You could, for instance, create 1 billion private keys, and distribute them individually among 1 billion people. And then they would vote by signing their voting choices on your voting website. Of course, you don't even need Bitcoin for this scheme.
It's much more complex than that though, since you have to deal with things like
1) Private key theft
2) Private key sales (rich people buying individual votes)
3) Issuing new keys to the new voters
4) Blocking keys of the dead voters
5) Make sure your DB of everyone's private keys doesn't get stolen
6) Not issuing multiple keys to the same person
7) Making sure individual voting records don't become public, only the aggregates
And all of these organizational things are much much harder than the secure voting code.
For this to work you'd need a different network with different speeds and abilities, but then you lose the benefits of the distributed BTC network.
We can't even get all states to do an ID check before voting because of disenfranchisement concerns. I don't think a block chain idea is going to get very far.
Voting itself comes in different forms. If you mean voting for a head of state to curb election fraud I could imagine this (for now) to be done in a more traditional way.
1) You go to vote in a normal voting booth 2) In the booth you have an offline computer, allowing you to pick a candidate and create a hash on a flash drive. 3) You enter the drive into an online computer infront of the voting scrutineers and the transaction is pushed to a blockchain.
The advantage of such a system might be that you can verify that your vote was counted by keeping the public key, while on the other hand it avoids vote selling if it makes sure that you can't check again who was voted for in the transaction.
Maybe Bitcoin will fit as a template, maybe it won't. Can you take the blockchain as an idea , and start with an empty one?
There is no such thing as fair and anonymous voting, digital or otherwise. If you can't tie a person to their vote, you will never know if they sold their vote, at best you can limit the number of total votes.

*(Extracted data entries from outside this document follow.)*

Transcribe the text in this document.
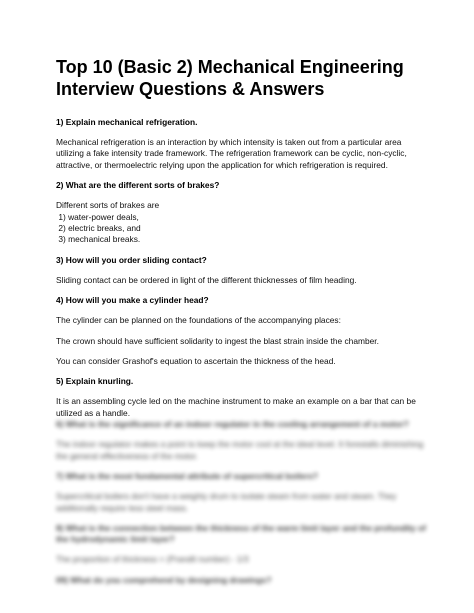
Top 10 (Basic 2) Mechanical Engineering Interview Questions & Answers
1) Explain mechanical refrigeration.
Mechanical refrigeration is an interaction by which intensity is taken out from a particular area utilizing a fake intensity trade framework. The refrigeration framework can be cyclic, non-cyclic, attractive, or thermoelectric relying upon the application for which refrigeration is required.
2) What are the different sorts of brakes?
Different sorts of brakes are
1) water-power deals,
2) electric breaks, and
3) mechanical breaks.
3) How will you order sliding contact?
Sliding contact can be ordered in light of the different thicknesses of film heading.
4) How will you make a cylinder head?
The cylinder can be planned on the foundations of the accompanying places:
The crown should have sufficient solidarity to ingest the blast strain inside the chamber.
You can consider Grashof's equation to ascertain the thickness of the head.
5) Explain knurling.
It is an assembling cycle led on the machine instrument to make an example on a bar that can be utilized as a handle.
6) What is the significance of an indoor regulator in the cooling arrangement of a motor?
The indoor regulator makes a point to keep the motor cool at the ideal level. It forestalls diminishing the general effectiveness of the motor.
7) What is the most fundamental attribute of supercritical boilers?
Supercritical boilers don't have a weighty drum to isolate steam from water and steam. They additionally require less steel mass.
8) What is the connection between the thickness of the warm limit layer and the profundity of the hydrodynamic limit layer?
The proportion of thickness = (Prandtl number) - 1/3
09) What do you comprehend by designing drawings?
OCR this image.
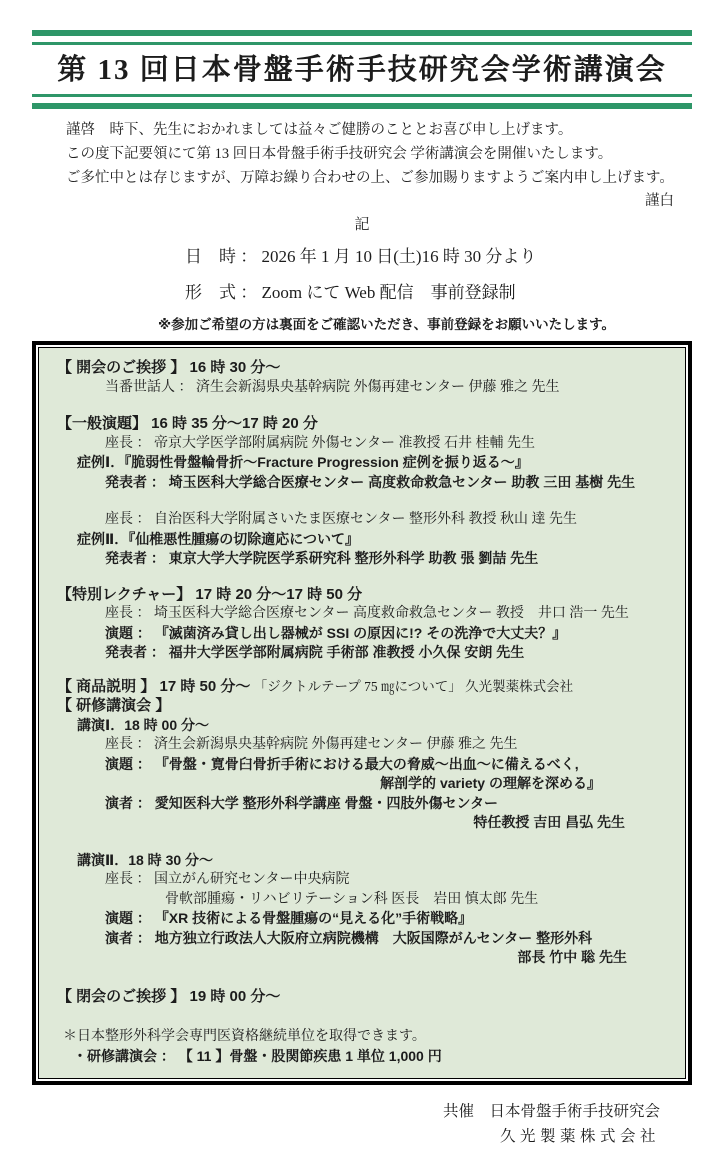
第 13 回日本骨盤手術手技研究会学術講演会
謹啓　時下、先生におかれましては益々ご健勝のこととお喜び申し上げます。
この度下記要領にて第 13 回日本骨盤手術手技研究会 学術講演会を開催いたします。
ご多忙中とは存じますが、万障お繰り合わせの上、ご参加賜りますようご案内申し上げます。
謹白
記
日　時 ： 2026 年 1 月 10 日(土)16 時 30 分より
形　式 ： Zoom にて Web 配信　事前登録制
※参加ご希望の方は裏面をご確認いただき、事前登録をお願いいたします。
【 開会のご挨拶 】 16 時 30 分～
当番世話人 ： 済生会新潟県央基幹病院 外傷再建センター 伊藤 雅之 先生
【一般演題】 16 時 35 分～17 時 20 分
座長 ： 帝京大学医学部附属病院 外傷センター 准教授 石井 桂輔 先生
症例Ⅰ．『脆弱性骨盤輪骨折～Fracture Progression 症例を振り返る～』
発表者 ： 埼玉医科大学総合医療センター 高度救命救急センター 助教 三田 基樹 先生
座長 ： 自治医科大学附属さいたま医療センター 整形外科 教授 秋山 達 先生
症例Ⅱ．『仙椎悪性腫瘍の切除適応について』
発表者 ： 東京大学大学院医学系研究科 整形外科学 助教 張 劉喆 先生
【特別レクチャー】 17 時 20 分～17 時 50 分
座長 ： 埼玉医科大学総合医療センター 高度救命救急センター 教授　井口 浩一 先生
演題 ： 『滅菌済み貸し出し器械が SSI の原因に!? その洗浄で大丈夫？』
発表者 ： 福井大学医学部附属病院 手術部 准教授 小久保 安朗 先生
【 商品説明 】 17 時 50 分～ 「ジクトルテープ 75 ㎎について」 久光製薬株式会社
【 研修講演会 】
講演Ⅰ．18 時 00 分～
座長 ： 済生会新潟県央基幹病院 外傷再建センター 伊藤 雅之 先生
演題 ： 『骨盤・寛骨臼骨折手術における最大の脅威～出血～に備えるべく,
解剖学的 variety の理解を深める』
演者 ： 愛知医科大学 整形外科学講座 骨盤・四肢外傷センター
特任教授 吉田 昌弘 先生
講演Ⅱ．18 時 30 分～
座長 ： 国立がん研究センター中央病院
骨軟部腫瘍・リハビリテーション科 医長　岩田 慎太郎 先生
演題 ： 『XR 技術による骨盤腫瘍の“見える化”手術戦略』
演者 ： 地方独立行政法人大阪府立病院機構　大阪国際がんセンター 整形外科
部長 竹中 聡 先生
【 閉会のご挨拶 】 19 時 00 分～
＊日本整形外科学会専門医資格継続単位を取得できます。
・研修講演会 ： 【 11 】骨盤・股関節疾患 1 単位 1,000 円
共催　日本骨盤手術手技研究会
久光製薬株式会社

Bitcoin makes it very hard to tie a physical person to a digital identity, therefore makes it very easy to sell your vote.
Commonly and incorrectly. It's like asking how to weld steel using milk and pasta -- the very question is ill-formed. Voting has very different problems than what distributed timestamping (a.k.a. blockchain) solves.
> A helpful answer would be something more than "lol read up n00b"
And I didn't specify the field the OP should read about? And on what problems? I think I did. It really takes one trivial query in Google to get a grasp, and I provided the necessary keywords.
The validating that a vote was counted appropriately probably could be used in a block chain type mechanism, but may need to be more with a zcash type of implementation.
I'm a true believer that more tech is not the right answer for voting security. (At least for the near term). Voter-verified paper ballots, that can be run through open-source tabulators and then stored for a subsequent mandatory audit would be ideal (3-5% is the target I think we've gone for in Cali).